While some might consider it a necessary evil of our times, most consider insurance to be a good thing to have when misfortune strikes.
That is of course unless it’s related to blackjack, in which case it’s one of the most highly disputed bets of the gambling world.
If you’re new to blackjack, the guide below will teach you everything you need to know about taking insurance (and why avoiding it will leave you in good hands).
Simply, taking insurance means betting that the dealer will have blackjack.
In blackjack, when the dealer is showing an Ace and before they show their hole card, a side-bet called insurance becomes available.
Typically, a live blackjack dealer will announce the option to those at the table, while online a button or pop-up will appear.
This side-bet is played out independently of the main wager and pays out 2:1. If the dealer ends up getting a 10 and therefore blackjack, the player wins $2 for every $1 put on the insurance bet.
Winning the insurance bet while losing the main hand means the player still wins even money.
If the dealer does not have blackjack, the insurance bet is lost and play continues normally.
Typically, to take insurance you must bet at least half of your original wager on the hand (so you must put $10 on the insurance bet if your original wager was $20).
When the player has blackjack they can also choose to take the insurance bet (called taking even money). When this happens, the hand is immediately over and the player is paid out an amount equal to their wager.

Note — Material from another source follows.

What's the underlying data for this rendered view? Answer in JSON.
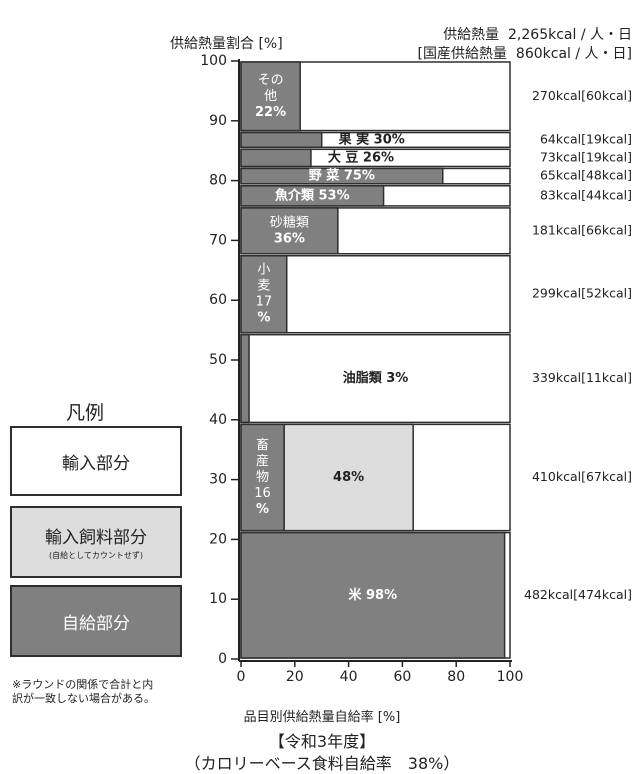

Blackjack Insurance Expected Value
While some players might swear by insurance, math does not.
Insurance bets in all forms have a negative expected value (EV). In other words, when you make them repeatedly, you can expect to lose money in the long run.
For comparison’s sake, let’s look at how the EV of the insurance bet in blackjack compares to other popular gambling bets:
(the second column can be read as how much you expect to win or lose on average for every $1 you wager).
As you’ll see, betting on a random number in roulette is actually a better buy than taking insurance in blackjack.
Similarly, while taking even money is better than the regular insurance bet, not taking even money still gives you better chances of winning over the long-term.
Those negative margins may not look big, but remember they only represent the EV on a $1 bet. When you play for long periods of time and with much larger wagers, those decimal and percentage points add up.
To further drive this point home, look what happens when you are betting $20 a hand and over a period of time you take the even money 100 times and also don’t take even money 100 times.
If you took even money every time, you would make a nice $2000 over those 100 hands. However, if you never took even money on another 100 hands, you would win that same amount if you won just 66 of those 100 hands.
Given that when a dealer shows an ace up there is only about a 31% chance (in a six-deck game) that they will also have a 10, it should be obvious that not taking even money (and especially insurance) is the most profitable strategy in the long run.
One exception to the ‘never take insurance or even money’ rules are for card counters and other advantage players.
If you are good at keeping count of the decks, the insurance bet can easily be taken advantage of when you know there is a surplus of cards valued at ten remaining in the decks.
Without getting into too much about card counting or having to do much actual math, you can roughly calculate whether or not buying insurance is a smart move in a given situation.
For instance, if two player hands are showing and neither of them reveals a ten, then that means 16 of the remaining 47 cards are tens. This calculates to be a larger than 1 in 3 chance for the dealer to have blackjack, meaning insurance is a good bet
Even still, advantage players can’t just rely on insurance since the dealer only shows an Ace once in about every 13 hands and the bet size is limited to half the original wager.
Some blackjack games offer another option called ‘surrender’ (or even feature it in their name). While there are different variations of the rule, it typically means players can surrender their hand and lose just half their original bet while the dealer checks for blackjack.
In blackjack basic strategy, there are only a few instances where it is optimal to surrender (and when that is specifically depends on the amount of decks being played with).
Because having even just a 1-in-4 chance of winning the hand is better than surrendering and losing half, it’s typically only best to surrender on the very worst of hands.
For what it’s worth, insurance is not included in any form of blackjack basic strategy, a testament to how it should be avoided for most casual players.